Arnon se dispôs a visitá-lo. O encontro foi marcado.
Na hora exata,
Arnon e Theobaldo desceram do carro ao lado de um mal iluminado galpão, onde a
turma aguardava reunida. Arnon vendo no lusco-fusco a figura do líder,
avantajada estatura, de branco, negro de lábios grossos, nariz chato, perguntou
em voz baixa a Theobaldo como era mesmo o nome do cidadão. Nisso a figura vem
se aproximando dos dois políticos, Theobaldo, então, cochicha no ouvido de
Arnon:
- Gonguila...
No momento da
resposta de Theobaldo, gritavam “Viva Dr. Arnon!”; a plebe ignara respondia “Viva!”. Arnon ouviu
mal o Theobaldo, não teve tempo de cotejar. Gonguila estendeu-lhe a mão dando:
- Boa noite.
Arnon ofereceu
também sua mão num respeitável cumprimento, dizendo:
- Boa noite, seu Gorila.
Gonguila não
teve dúvida, retrucou firme e de bom tom:
- Gorila é a puta que o pariu, Arnon! Meu nome é Gonguila,
Rás Gonguila!
Apesar das caras
amarradas, alguém soltou uma gargalhada, quebrou o gelo. Arnon desculpou-se,
deu um abraço forte no Negão, conversou com os catadores, catou os votos. Teve
excelente votação no reduto do inimigo, governador Silvestre Péricles, ganhou a
eleição, tornou-se governador do Estado.
Políticos
durante campanha eleitoral procuravam Gonguila. Candidatos a vereador, prefeito,
deputado, até presidente, disputavam o apoio. Na campanha à Presidência da
República houve um comício pró Getúlio Vargas na Ponta Grossa, perto do cine
Lux.
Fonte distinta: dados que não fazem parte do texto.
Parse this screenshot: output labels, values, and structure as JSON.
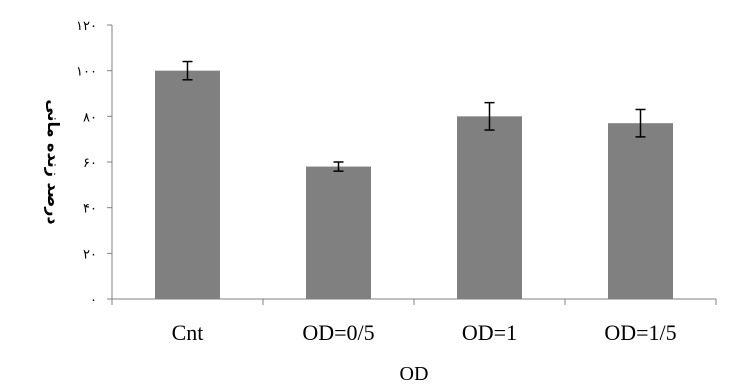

O comício bem organizado, muitos oradores à cata de votos no populoso
bairro. Certo momento, anunciaram o líder comunitário, o carnavalesco Rás
Gonguila. Entregaram o microfone ao Negão. Ele não se fez de rogado, arrochou a
voz em tom alto, gritando.
- Amigos da Ponta Grossa, O Doutor Getúlio é o pai
dos trabalhadores do Brasil. Getúlio é o maior brasileiro vivo, merece nosso
voto...
Um bêbado,
colega de copo de Gonguila, assistia o comício embaixo do caminhão.
Impressionado com tantos elogios ao Dr. Getúlio, do chão, gritou debochado,
gozando o amigo:
- Dá o cu a ele, Gonguila!
O Negão parou a
fala, olhou para baixo, identificou o bêbado, apontou o dedo para o amigo,
gritou alto ao microfone.
- Como o seu, e
o dele!
O animador puxou
o microfone de Gonguila, continuou o comício:
- Depois das brilhantes palavras de nosso Rás Gonguila,
vamos ouvir agora o deputado Ari Pitombo!
Assim era o
Negão, não tinha papa na língua, nem se intimidava com figurões. Apesar de
analfabeto, preto, pobre, impunha respeito por sua liderança, honestidade, amor
à cidade de Maceió. Os nomes dos grandolas daquela época estão nas placas de
ruas, colégios, praças. O nome de Gonguila resta apenas em lembranças, em
alguns corações anônimos, amantes dessa cidade.